Reduce Arts Flights is a work by artist, Gustav Metzger, responding to the proliferation of arts fairs and arts tourism, and associated air travel. Produced as a leaflet the work is intended as a campaign to encourage artists and the arts industry to reflect on mass mobilization and address its own carbon footprint. The logo, reduced to RAF, is a reference to the Royal Airforce as well as the Red Army Faction conjuring up images of airforce destruction and reflecting the artist’s longstanding opposition to capitalism and the commercialisation of art.

Gyre

Depicting the scale of mass human consumption in his series of photos ‘Running the Numbers I and II: portraits of global mass culture’ Chris Jordan stretches our ability to conceive of this mad reality. More sculptural than photographic, the work is meticulous and the results poetic and startling.

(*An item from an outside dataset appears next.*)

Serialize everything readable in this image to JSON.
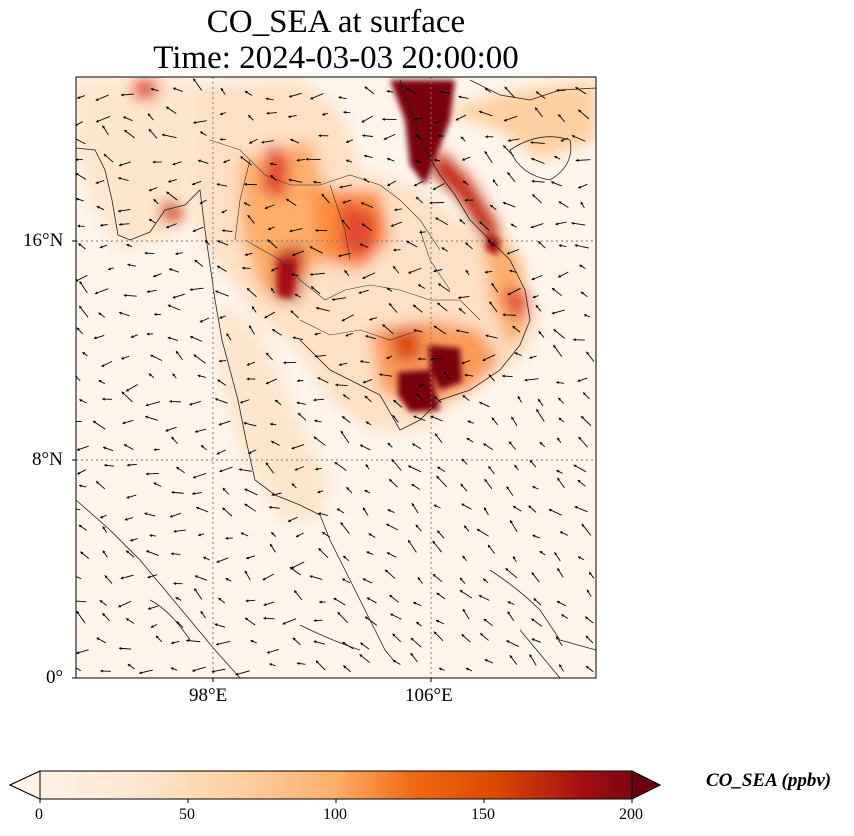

His ability to elevate statistics to fine art is a unique and powerful reminder of the continuing relevance of art in communicating the impact we are having on the planet. Gyre,pictured, depicts 2.4 million pieces of plastic, equal to the estimated number of pounds of plastic pollution that enter the world’s oceans every hour. All of the plastic in this image was collected from the Pacific Ocean, and when you zoom in on the image you can see every one.

Tidy Street

Tidy Street is the name of a residential street in Brighton and also the name of a project that engages residents in reducing their energy consumption. The high-tech – smart meters in every home – is combined with the low-tech – chalk sprayed on the road surface, to demonstrate the community’s progress in cutting carbon emissions. Local artist Snub was commissioned to do the artwork, which showcases significant progress – up to 30% reductions in some homes – and creates a great conversation piece for passersby.

High Water Line

Highwaterline is a public art project of artist, Eve Mosher, who in 2007 walked 70 miles of coastline within New York City leaving behind her a line of blue chalk marking the level of predicted sea rise of 10 ft. As Mosher walked the line, she interacted with curious residents and was able to engage with them on the subject of climate change.